Using AVComposition I was able to get multiple tracks playing simultaneously and control the playback properties in real-time, but there were drawbacks. There was no inherent mechanism for determining when one asset ended and another began; if I wanted to detect the end of a song, or skip forwards or backwards through the different assets in a given track, I would have to code that manually and rely on the asset duration.

There was also a performance bottleneck in that I appeared to be buffering all of the assets into memory as I was creating the track. That might not scale well, particularly on older devices.

It felt distinctly like this was a low-level and granular approach, so I started looking at an alternative…

Plan B : Using Multiple AVPlayers

AVPlayer is designed to handle a single AVPlayerItem that contains an asset. There’s a subclass called AVQueuePlayer that handles a collection of items, but one interesting side effect is that when its finished playing an item it is removed from the queue.
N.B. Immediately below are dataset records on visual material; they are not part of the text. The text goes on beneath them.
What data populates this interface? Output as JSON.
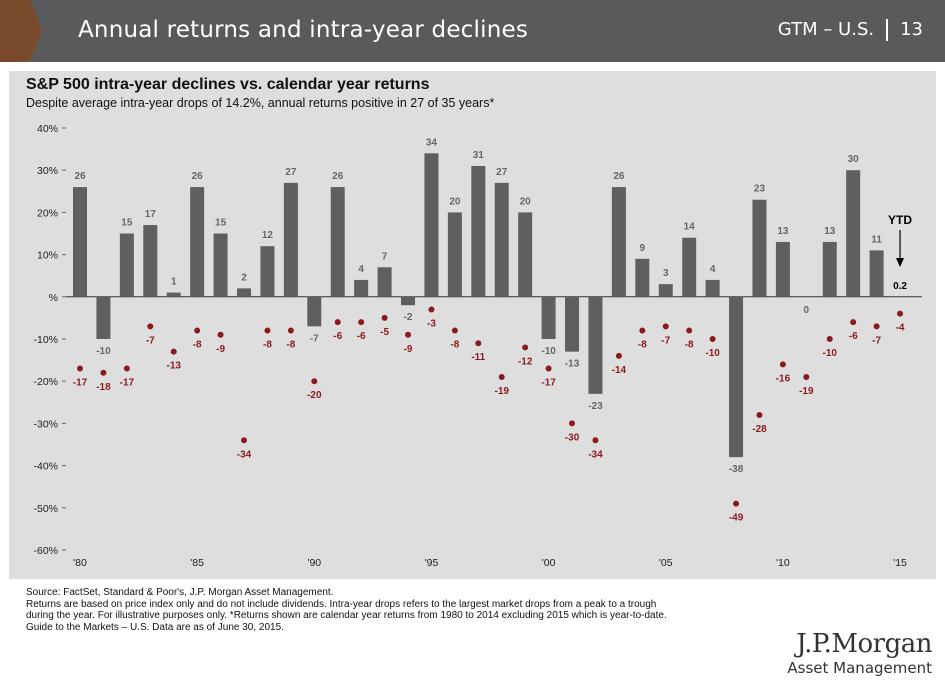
{
  "header": {
    "title": "Annual returns and intra-year declines",
    "guide": "GTM – U.S.",
    "page": "13",
    "accent": "#7a4a2c",
    "bg": "#5a5a5c"
  },
  "chart_data": {
    "type": "bar",
    "title": "S&P 500 intra-year declines vs. calendar year returns",
    "subtitle": "Despite average intra-year drops of 14.2%, annual returns positive in 27 of 35 years*",
    "ylim": [
      -60,
      40
    ],
    "yticks": [
      -60,
      -50,
      -40,
      -30,
      -20,
      -10,
      0,
      10,
      20,
      30,
      40
    ],
    "ytick_labels": [
      "-60%",
      "-50%",
      "-40%",
      "-30%",
      "-20%",
      "-10%",
      "%",
      "10%",
      "20%",
      "30%",
      "40%"
    ],
    "x": [
      1980,
      1981,
      1982,
      1983,
      1984,
      1985,
      1986,
      1987,
      1988,
      1989,
      1990,
      1991,
      1992,
      1993,
      1994,
      1995,
      1996,
      1997,
      1998,
      1999,
      2000,
      2001,
      2002,
      2003,
      2004,
      2005,
      2006,
      2007,
      2008,
      2009,
      2010,
      2011,
      2012,
      2013,
      2014,
      2015
    ],
    "xtick_labels": {
      "1980": "'80",
      "1985": "'85",
      "1990": "'90",
      "1995": "'95",
      "2000": "'00",
      "2005": "'05",
      "2010": "'10",
      "2015": "'15"
    },
    "series": [
      {
        "values": [
          26,
          -10,
          15,
          17,
          1,
          26,
          15,
          2,
          12,
          27,
          -7,
          26,
          4,
          7,
          -2,
          34,
          20,
          31,
          27,
          20,
          -10,
          -13,
          -23,
          26,
          9,
          3,
          14,
          4,
          -38,
          23,
          13,
          0,
          13,
          30,
          11,
          0.2
        ],
        "labels": [
          "26",
          "-10",
          "15",
          "17",
          "1",
          "26",
          "15",
          "2",
          "12",
          "27",
          "-7",
          "26",
          "4",
          "7",
          "-2",
          "34",
          "20",
          "31",
          "27",
          "20",
          "-10",
          "-13",
          "-23",
          "26",
          "9",
          "3",
          "14",
          "4",
          "-38",
          "23",
          "13",
          "0",
          "13",
          "30",
          "11",
          "0.2"
        ],
        "color": "#5f5f61"
      },
      {
        "values": [
          -17,
          -18,
          -17,
          -7,
          -13,
          -8,
          -9,
          -34,
          -8,
          -8,
          -20,
          -6,
          -6,
          -5,
          -9,
          -3,
          -8,
          -11,
          -19,
          -12,
          -17,
          -30,
          -34,
          -14,
          -8,
          -7,
          -8,
          -10,
          -49,
          -28,
          -16,
          -19,
          -10,
          -6,
          -7,
          -4
        ],
        "labels": [
          "-17",
          "-18",
          "-17",
          "-7",
          "-13",
          "-8",
          "-9",
          "-34",
          "-8",
          "-8",
          "-20",
          "-6",
          "-6",
          "-5",
          "-9",
          "-3",
          "-8",
          "-11",
          "-19",
          "-12",
          "-17",
          "-30",
          "-34",
          "-14",
          "-8",
          "-7",
          "-8",
          "-10",
          "-49",
          "-28",
          "-16",
          "-19",
          "-10",
          "-6",
          "-7",
          "-4"
        ],
        "color": "#8b1a1a"
      }
    ],
    "ytd_label": "YTD",
    "grid": false
  },
  "footnotes": [
    "Source: FactSet, Standard & Poor's, J.P. Morgan Asset Management.",
    "Returns are based on price index only and do not include dividends. Intra-year drops refers to the largest market drops from a peak to a trough",
    "during the year. For illustrative purposes only.  *Returns shown are calendar year returns from 1980 to 2014 excluding 2015 which is year-to-date.",
    "Guide to the Markets – U.S. Data are as of June 30, 2015."
  ],
  "logo": {
    "line1": "J.P.Morgan",
    "line2": "Asset Management"
  }
}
So with the queue-based player, I can only advance forward through my asset list.

Rather than keep a collection of multiple AVPlayer objects and swap assets around, I went with something that seemed to preserve the MVC pattern a little more simply: maintain an array of assets for each “channel” I want playing at the same time, and initialize new AVPlayer on-demand as the end of an asset is detected or if the user skips forwards or backwards.

Success

With this setup, I was able to spawn as many players as I wanted, and I created a UI that provided a set of playback controls for each mixer channel of assets that enabled skipping, scrubbing, tracked time, and included a little “playlist” functionality.

The final prototype was the basis for a new app from Tactica Interactive for combining your favorite music with your daily podcasts. Go check it out in the App Store.

Footnote - An Elusive Issue

When I was testing on an iPhone 5S, the application would indicate the asset was loaded and the playback controls would operate. The time-observer would even indicate the track was playing, but zero sound was being made.

As it turns out, AVAudioSession has a setCategory value called AVAudioSessionCategoryAmbient. On devices prior to the 5s, you can still hear audio… on 5s devices, no sound will play, no error is generated. When I switched to AVAudioSessionCategoryPlayback I had sound output. Weirdest issue to track down ever.